- Directed by: Robert Lepage
- Screenplay by: Robert Lepage
- Based on: Possible Worlds by John Mighton
- Produced by: Sandra Cunningham; Ted East;
- Starring: Tilda Swinton; Tom McCamus; Sean McCann; Gabriel Gascon;
- Cinematography: Jonathan Freeman
- Edited by: Susan Shipton
- Release date: 4 September 2000 (Venice Film Festival);
- Running time: 93 minutes
- Country: Canada
- Language: English

= Possible Worlds (film) =

Possible Worlds is a 2000 Canadian film adaptation of the 1990 play of the same name by John Mighton.
The film is directed by Robert Lepage, and stars Tom McCamus and Tilda Swinton. The film's musical score is by George Koller.

Mighton approached Lepage to direct an adaption of his play. Lepage, who had seen a tape of Daniel Brook's minimalistic 1998 production, agreed to the request. He liked Mighton's combining of art and science and the theme of diverse, multilayered identity.

The Australian film festival Possible Worlds, running since 2006, was named after the film.

==Plot synopsis==

The film follows the script of the play. George Barber (Tom McCamus) is a mathematician having strange dreams. He continuously meets a woman, Joyce (Tilda Swinton), at a bar. Sometimes, she is a scientist, sometimes she is a stockbroker, and she doesn't seem to remember him from a moment to another. He has also a dream about strange men who move stones here and there on a rocky waterfront. There is a man in this dream, the Guide (Gabriel Gascon), who is also a neuroscientist in real life.

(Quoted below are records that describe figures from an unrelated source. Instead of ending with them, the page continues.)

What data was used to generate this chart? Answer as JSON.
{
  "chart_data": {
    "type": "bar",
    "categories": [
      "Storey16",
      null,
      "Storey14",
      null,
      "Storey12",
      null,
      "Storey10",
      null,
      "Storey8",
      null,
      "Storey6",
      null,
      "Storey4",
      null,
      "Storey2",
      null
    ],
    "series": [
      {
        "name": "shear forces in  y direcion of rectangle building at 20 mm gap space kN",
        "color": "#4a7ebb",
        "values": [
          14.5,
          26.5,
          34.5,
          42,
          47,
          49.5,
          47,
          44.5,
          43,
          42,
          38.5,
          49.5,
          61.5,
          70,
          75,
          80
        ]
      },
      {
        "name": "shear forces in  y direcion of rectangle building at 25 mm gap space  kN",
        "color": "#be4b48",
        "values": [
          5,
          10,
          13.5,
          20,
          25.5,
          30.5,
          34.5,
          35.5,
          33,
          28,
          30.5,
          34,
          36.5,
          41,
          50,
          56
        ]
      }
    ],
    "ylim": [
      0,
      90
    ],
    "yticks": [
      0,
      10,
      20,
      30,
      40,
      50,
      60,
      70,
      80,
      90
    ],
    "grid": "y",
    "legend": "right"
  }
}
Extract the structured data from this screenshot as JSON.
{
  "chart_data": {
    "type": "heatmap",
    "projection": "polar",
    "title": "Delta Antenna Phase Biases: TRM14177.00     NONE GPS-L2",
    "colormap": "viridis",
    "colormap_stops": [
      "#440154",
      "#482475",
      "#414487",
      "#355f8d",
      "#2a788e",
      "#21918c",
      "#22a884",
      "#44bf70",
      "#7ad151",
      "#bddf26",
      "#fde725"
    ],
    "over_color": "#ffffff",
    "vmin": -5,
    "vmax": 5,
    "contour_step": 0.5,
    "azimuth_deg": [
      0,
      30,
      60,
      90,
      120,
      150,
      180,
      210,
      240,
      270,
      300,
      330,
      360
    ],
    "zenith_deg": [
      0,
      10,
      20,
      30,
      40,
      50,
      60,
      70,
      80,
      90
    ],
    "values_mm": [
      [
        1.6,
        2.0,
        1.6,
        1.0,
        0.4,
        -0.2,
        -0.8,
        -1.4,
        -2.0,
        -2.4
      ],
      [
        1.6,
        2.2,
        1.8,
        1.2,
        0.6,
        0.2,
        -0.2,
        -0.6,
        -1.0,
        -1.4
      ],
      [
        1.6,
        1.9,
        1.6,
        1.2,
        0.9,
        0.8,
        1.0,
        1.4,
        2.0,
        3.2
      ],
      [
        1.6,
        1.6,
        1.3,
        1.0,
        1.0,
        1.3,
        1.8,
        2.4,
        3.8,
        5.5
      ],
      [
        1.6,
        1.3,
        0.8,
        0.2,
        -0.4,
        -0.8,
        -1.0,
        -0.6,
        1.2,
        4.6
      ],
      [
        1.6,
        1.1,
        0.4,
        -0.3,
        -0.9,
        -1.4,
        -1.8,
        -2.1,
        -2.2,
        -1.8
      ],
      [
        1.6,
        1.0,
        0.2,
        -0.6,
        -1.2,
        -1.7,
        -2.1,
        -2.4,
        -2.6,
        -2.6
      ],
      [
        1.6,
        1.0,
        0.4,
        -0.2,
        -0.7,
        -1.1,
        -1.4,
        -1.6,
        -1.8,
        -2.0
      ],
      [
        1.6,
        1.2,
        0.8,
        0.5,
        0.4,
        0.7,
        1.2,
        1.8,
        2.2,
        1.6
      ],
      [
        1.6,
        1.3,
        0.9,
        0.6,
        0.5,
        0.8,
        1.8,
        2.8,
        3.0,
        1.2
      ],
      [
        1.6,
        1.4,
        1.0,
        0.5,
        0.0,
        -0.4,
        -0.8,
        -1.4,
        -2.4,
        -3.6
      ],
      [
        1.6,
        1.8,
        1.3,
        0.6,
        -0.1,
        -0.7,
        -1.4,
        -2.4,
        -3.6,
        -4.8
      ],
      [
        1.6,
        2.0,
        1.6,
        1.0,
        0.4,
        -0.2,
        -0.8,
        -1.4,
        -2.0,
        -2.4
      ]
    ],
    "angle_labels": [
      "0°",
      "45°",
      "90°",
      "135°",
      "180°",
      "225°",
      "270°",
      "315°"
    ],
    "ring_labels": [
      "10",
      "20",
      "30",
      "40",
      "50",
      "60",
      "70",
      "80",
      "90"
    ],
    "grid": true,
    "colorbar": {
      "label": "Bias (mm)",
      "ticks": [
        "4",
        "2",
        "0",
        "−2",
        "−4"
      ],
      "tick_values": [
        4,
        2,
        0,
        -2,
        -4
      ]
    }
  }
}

The neuroscientist is interviewed by two detectives (Sean McCann and Rick Miller) about a serial killer stealing the brains of its victims. After agreeing to follow him on a beach, Joyce with George, sees a distant red light flickering on the ocean horizon. In the neuroscientist's lab, many brains are connected to red lights, indicating brain activity. The neuroscientist lies near a machine containing a brain and tries to influence the brain by thoughts.

George goes to see a doctor, who is the neuroscientist, about his strange dreams. The detectives arrest the neuroscientist, now understanding he is the one stealing brains for his experiments on consciousness. George's corpse was found without his brain, which is now kept artificially alive in the machine.

Joyce Barber is told her husband's brain is still alive but experiencing life in a discontinuous dream state. In the final scene, George and Joyce are again reunited on the beach, but this time the red light on the horizon goes out for good. It is suggested the real-life Joyce agreed to end George's consciousness out of compassion.

==Awards==

===Won===
- Best Achievement in Art Direction/Production Design - Genie Awards
- Best Achievement in Editing - Genie Awards
- Special Jutra - Jutra Awards

===Nominated===
- Achievement in Direction - Genie Awards
- Best Achievement in Cinematography- Genie Awards
- Best Motion Picture - Genie Awards
- Best Performance by an Actress in a Leading Role - Genie Awards
- Best Art Direction - Jutra Awards
- Best Cinematography - Jutra Awards

== Reception ==
On Rotten Tomatoes, the film has an aggregate score of 60% based on 3 positive and 2 negative critic reviews.